Species of flowering plant

Dampiera adpressa commonly known as purple beauty-bush, is a flowering plant in the family Goodeniaceae. It is a small, understory shrub with purple flowers and grows in Queensland and New South Wales.

==Description==
Dampiera adpressa is an upright perennial understory shrub to 1 m high with ribbed, needle-shaped leaves. The leaves are occasionally grouped in leaf axils, mostly oval-elliptic to lance-shaped or sometimes narrowly oblong-shaped, 1.1-5.5 cm long, 2-23 mm wide, margins smooth or toothed and sessile. Flowering branches are in groups of 3-5, 3-12 mm long, corolla 8-10 mm long and covered with greyish long, soft, straight hairs.

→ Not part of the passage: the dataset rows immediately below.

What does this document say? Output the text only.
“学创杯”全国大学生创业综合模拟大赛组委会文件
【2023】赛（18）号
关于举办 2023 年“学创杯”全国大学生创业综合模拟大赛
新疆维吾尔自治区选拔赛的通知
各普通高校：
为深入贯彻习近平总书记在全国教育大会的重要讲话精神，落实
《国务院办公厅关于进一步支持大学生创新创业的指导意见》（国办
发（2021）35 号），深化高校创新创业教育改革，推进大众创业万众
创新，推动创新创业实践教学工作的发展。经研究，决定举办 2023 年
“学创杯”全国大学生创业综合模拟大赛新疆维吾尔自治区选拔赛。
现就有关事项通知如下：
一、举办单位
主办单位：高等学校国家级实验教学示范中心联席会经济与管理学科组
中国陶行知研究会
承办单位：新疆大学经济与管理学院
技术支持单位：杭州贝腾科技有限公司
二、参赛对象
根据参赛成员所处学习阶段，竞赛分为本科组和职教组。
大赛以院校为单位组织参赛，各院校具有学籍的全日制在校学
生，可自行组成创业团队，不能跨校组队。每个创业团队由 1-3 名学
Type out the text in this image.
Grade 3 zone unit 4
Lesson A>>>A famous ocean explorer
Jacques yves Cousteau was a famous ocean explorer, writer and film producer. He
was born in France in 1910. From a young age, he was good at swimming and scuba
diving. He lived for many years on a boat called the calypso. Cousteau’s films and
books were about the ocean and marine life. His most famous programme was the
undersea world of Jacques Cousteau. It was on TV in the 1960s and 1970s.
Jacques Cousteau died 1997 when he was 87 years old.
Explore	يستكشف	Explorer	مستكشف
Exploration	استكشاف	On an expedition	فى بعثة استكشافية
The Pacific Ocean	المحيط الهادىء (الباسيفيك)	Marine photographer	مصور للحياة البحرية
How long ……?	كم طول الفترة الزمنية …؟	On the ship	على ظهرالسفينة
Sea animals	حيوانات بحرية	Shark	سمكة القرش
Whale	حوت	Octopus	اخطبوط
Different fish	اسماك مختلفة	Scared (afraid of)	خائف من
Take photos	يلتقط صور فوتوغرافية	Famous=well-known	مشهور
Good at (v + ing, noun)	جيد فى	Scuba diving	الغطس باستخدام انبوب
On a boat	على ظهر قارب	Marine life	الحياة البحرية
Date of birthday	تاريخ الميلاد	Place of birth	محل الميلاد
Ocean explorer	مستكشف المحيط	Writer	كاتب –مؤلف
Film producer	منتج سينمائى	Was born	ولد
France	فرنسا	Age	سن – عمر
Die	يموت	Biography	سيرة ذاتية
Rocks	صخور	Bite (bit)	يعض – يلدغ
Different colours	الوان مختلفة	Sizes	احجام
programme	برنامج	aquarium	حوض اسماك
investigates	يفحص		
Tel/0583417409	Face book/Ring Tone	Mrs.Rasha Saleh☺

Flowering occurs in spring and summer and the fruit is smooth, 4-5 mm long, more or less ribbed and wrinkly.

==Taxonomy and naming==
Dampiera adpressa was first formally described in 1839 by Augustin Pyramus de Candolle from an unpublished description by Allan Cunningham and the description was published in Prodromus Systematis Naturalis Regni Vegetabilis. The specific epithet (adpressa) means "appressed".

==Distribution and habitat==
Purple beauty-bush grows in forests and woodland from southern Queensland and New South Wales on the Great Dividing Range and western slopes and plains.